In der Regel wird die umlaufende Masse aus Stahl bestehen. Bei den gebräuchlichen Bohrlochdurchmessern lassen sich dann Kreisel in der Länge von etwa 7 bis 15 m unterbringen. Es können jedoch ausser Stahl auch andere Materialien zum Aufbau der umlaufenden Masse verwendet werden, sofern man die hohen Kosten dafür aufwenden will. In Betracht kommt Wolfram, das ein 2 1/2 x so hohes spez. Gewicht aufweist als Stahl. In diesem Fall wird der Kreisel kürzer.

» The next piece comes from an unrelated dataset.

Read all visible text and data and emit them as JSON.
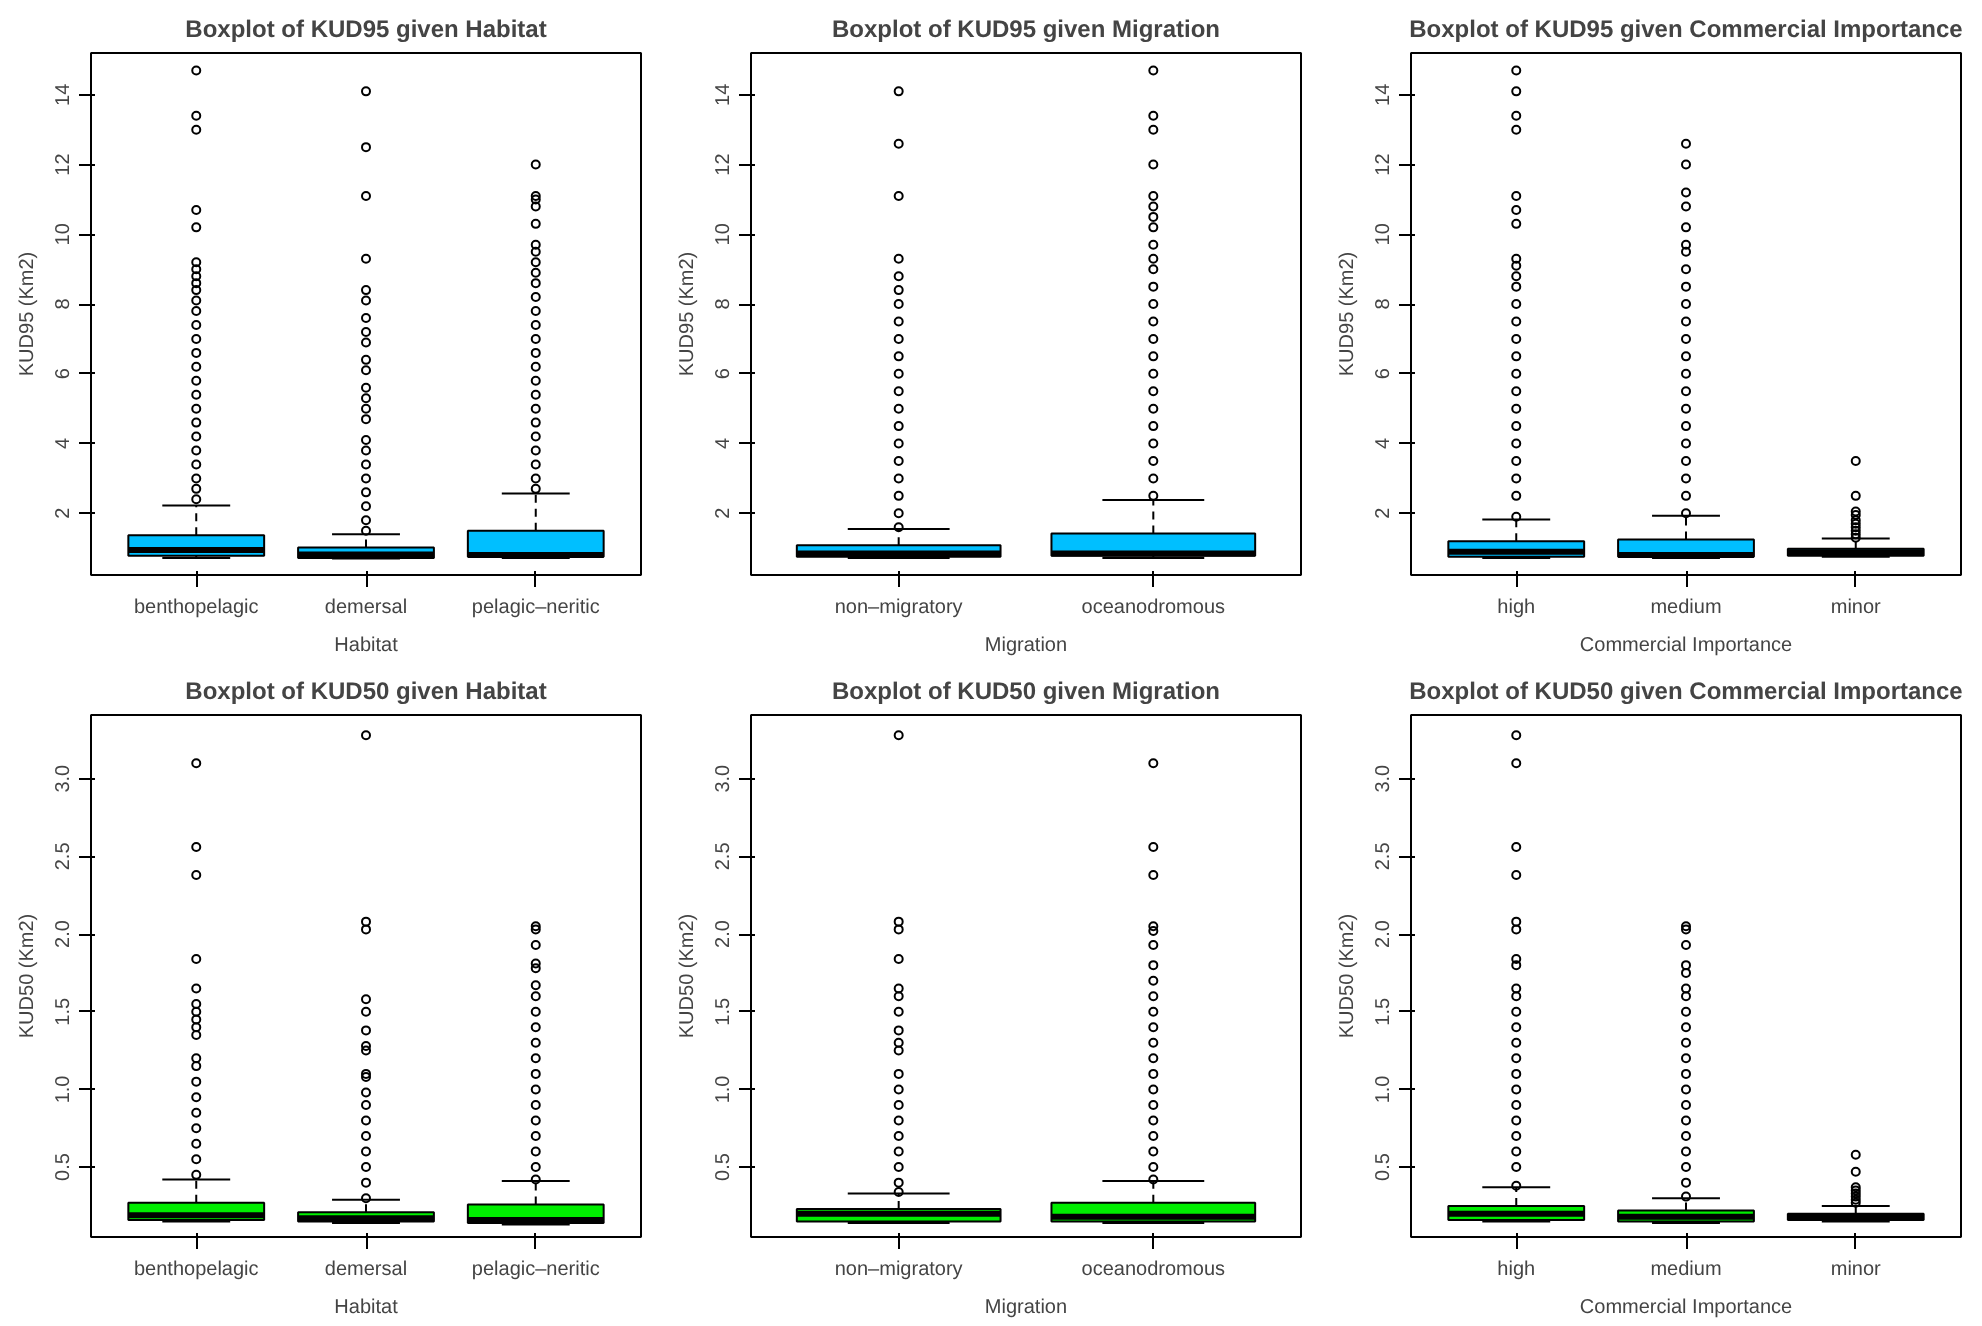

Da mit dem Kreisel das im Bohrloch befindliche Gerät (1, 2,3, 4 in Fig. 4) unter Beibehaltung der Achsenrichtung wandern könnte, ist unmittelbar oberhalb dieses Gerätes eine Führung angeordnet. Diese sitzt auf dem nicht an der Drehung des Bohrers 3 teilnehmenden Gestänge 8 ; es besteht aus an sich bekannten Elementen, die sich mit leichtem Druck gegen die Bohrlochwand 7 anlegen. Dadurch wird die Gerätachse genau in der Mitte des Bohrlochs gehalten. In Fig. 4 besteht diese Führung aus spiralförmigen Rippen 9, in Fig. 6 aus Rollen 10, die achsparallel oder schräg zur Achse stehen können. In Fig. 7 besteht die Führung aus einem Ring 11, der durch nicht dargestellte Rippen auf dem Gestänge 8 befestigt ist.

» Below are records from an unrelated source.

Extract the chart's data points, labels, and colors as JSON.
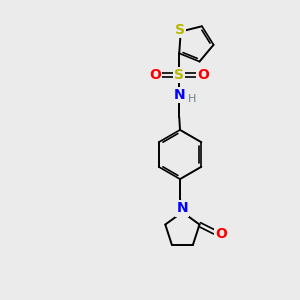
{
  "background_color": "#ebebeb",
  "bond_color": "#000000",
  "sulfur_color": "#b8b800",
  "oxygen_color": "#ff0000",
  "nitrogen_color": "#0000ff",
  "hydrogen_color": "#708090",
  "figsize": [
    3.0,
    3.0
  ],
  "dpi": 100,
  "xlim": [
    0,
    10
  ],
  "ylim": [
    0,
    10
  ]
}
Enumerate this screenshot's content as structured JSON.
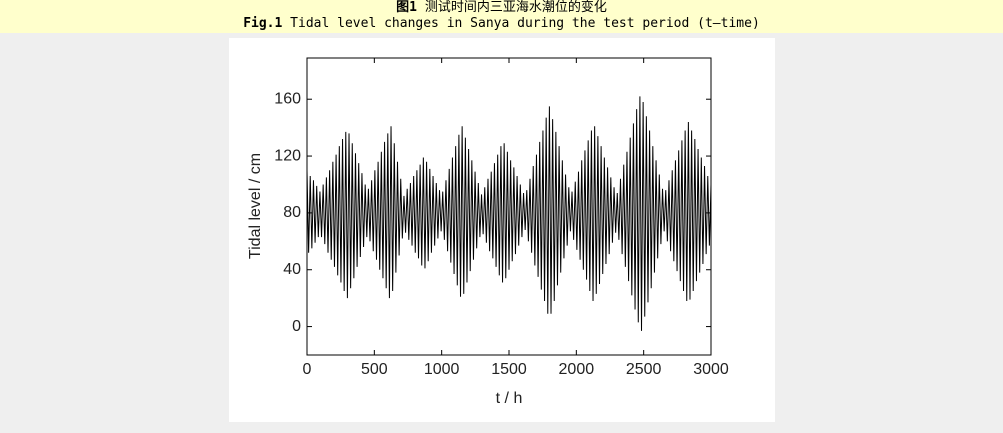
{
  "caption": {
    "label_cn": "图1",
    "title_cn": "测试时间内三亚海水潮位的变化",
    "label_en": "Fig.1",
    "title_en": "Tidal level changes in Sanya during the test period (t—time)"
  },
  "chart_data": {
    "type": "line",
    "color": "#000000",
    "xlabel": "t / h",
    "ylabel": "Tidal level / cm",
    "xlim": [
      0,
      3000
    ],
    "ylim": [
      -20,
      189
    ],
    "xticks": [
      0,
      500,
      1000,
      1500,
      2000,
      2500,
      3000
    ],
    "yticks": [
      0,
      40,
      80,
      120,
      160
    ],
    "x": [
      0,
      12,
      24,
      36,
      48,
      60,
      72,
      84,
      96,
      108,
      120,
      132,
      144,
      156,
      168,
      180,
      192,
      204,
      216,
      228,
      240,
      252,
      264,
      276,
      288,
      300,
      312,
      324,
      336,
      348,
      360,
      372,
      384,
      396,
      408,
      420,
      432,
      444,
      456,
      468,
      480,
      492,
      504,
      516,
      528,
      540,
      552,
      564,
      576,
      588,
      600,
      612,
      624,
      636,
      648,
      660,
      672,
      684,
      696,
      708,
      720,
      732,
      744,
      756,
      768,
      780,
      792,
      804,
      816,
      828,
      840,
      852,
      864,
      876,
      888,
      900,
      912,
      924,
      936,
      948,
      960,
      972,
      984,
      996,
      1008,
      1020,
      1032,
      1044,
      1056,
      1068,
      1080,
      1092,
      1104,
      1116,
      1128,
      1140,
      1152,
      1164,
      1176,
      1188,
      1200,
      1212,
      1224,
      1236,
      1248,
      1260,
      1272,
      1284,
      1296,
      1308,
      1320,
      1332,
      1344,
      1356,
      1368,
      1380,
      1392,
      1404,
      1416,
      1428,
      1440,
      1452,
      1464,
      1476,
      1488,
      1500,
      1512,
      1524,
      1536,
      1548,
      1560,
      1572,
      1584,
      1596,
      1608,
      1620,
      1632,
      1644,
      1656,
      1668,
      1680,
      1692,
      1704,
      1716,
      1728,
      1740,
      1752,
      1764,
      1776,
      1788,
      1800,
      1812,
      1824,
      1836,
      1848,
      1860,
      1872,
      1884,
      1896,
      1908,
      1920,
      1932,
      1944,
      1956,
      1968,
      1980,
      1992,
      2004,
      2016,
      2028,
      2040,
      2052,
      2064,
      2076,
      2088,
      2100,
      2112,
      2124,
      2136,
      2148,
      2160,
      2172,
      2184,
      2196,
      2208,
      2220,
      2232,
      2244,
      2256,
      2268,
      2280,
      2292,
      2304,
      2316,
      2328,
      2340,
      2352,
      2364,
      2376,
      2388,
      2400,
      2412,
      2424,
      2436,
      2448,
      2460,
      2472,
      2484,
      2496,
      2508,
      2520,
      2532,
      2544,
      2556,
      2568,
      2580,
      2592,
      2604,
      2616,
      2628,
      2640,
      2652,
      2664,
      2676,
      2688,
      2700,
      2712,
      2724,
      2736,
      2748,
      2760,
      2772,
      2784,
      2796,
      2808,
      2820,
      2832,
      2844,
      2856,
      2868,
      2880,
      2892,
      2904,
      2916,
      2928,
      2940,
      2952,
      2964,
      2976,
      2988,
      3000
    ],
    "values": [
      110,
      52,
      106,
      55,
      103,
      59,
      99,
      63,
      95,
      63,
      100,
      58,
      105,
      52,
      110,
      47,
      116,
      42,
      121,
      36,
      127,
      31,
      132,
      25,
      137,
      20,
      136,
      27,
      129,
      34,
      122,
      42,
      115,
      49,
      108,
      56,
      100,
      63,
      97,
      60,
      103,
      53,
      110,
      47,
      116,
      40,
      123,
      34,
      130,
      27,
      136,
      20,
      141,
      25,
      129,
      38,
      116,
      50,
      104,
      62,
      92,
      66,
      97,
      61,
      101,
      57,
      106,
      52,
      110,
      48,
      114,
      43,
      119,
      41,
      116,
      46,
      111,
      52,
      106,
      57,
      101,
      62,
      96,
      67,
      95,
      61,
      103,
      53,
      111,
      45,
      119,
      37,
      127,
      29,
      135,
      21,
      141,
      23,
      133,
      31,
      125,
      39,
      117,
      47,
      109,
      55,
      101,
      63,
      93,
      65,
      98,
      59,
      104,
      53,
      109,
      48,
      115,
      42,
      121,
      36,
      127,
      31,
      129,
      34,
      123,
      40,
      117,
      46,
      112,
      51,
      106,
      57,
      100,
      63,
      94,
      68,
      96,
      60,
      104,
      52,
      113,
      43,
      121,
      35,
      130,
      26,
      138,
      18,
      147,
      9,
      155,
      9,
      146,
      18,
      137,
      29,
      127,
      38,
      117,
      48,
      107,
      57,
      98,
      67,
      95,
      61,
      102,
      54,
      109,
      47,
      117,
      40,
      124,
      33,
      131,
      25,
      138,
      18,
      141,
      23,
      134,
      30,
      127,
      37,
      119,
      44,
      112,
      51,
      105,
      59,
      98,
      66,
      94,
      61,
      104,
      51,
      114,
      42,
      123,
      32,
      133,
      22,
      143,
      12,
      153,
      3,
      162,
      -3,
      158,
      7,
      148,
      17,
      138,
      27,
      127,
      38,
      117,
      48,
      107,
      58,
      97,
      67,
      96,
      60,
      103,
      53,
      110,
      46,
      117,
      39,
      124,
      32,
      131,
      25,
      138,
      18,
      144,
      19,
      138,
      25,
      132,
      32,
      125,
      38,
      119,
      44,
      113,
      51,
      106,
      57,
      100
    ]
  }
}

Es ist nicht notwendig, dass bei Anwendung des Verfahrens nach der vorliegenden Erfindung der Antrieb des Bohrers 3 durch eine Vorort-Bohrturbine erfolgt. Es kann jede beliebige Kraftmaschine an jeder beliebigen Stelle des Gestänges, auch übertage, zur Anwendung kommen, wenn nur die genannten Vorbedingungen für die Funktion des Kreisels gegeben sind.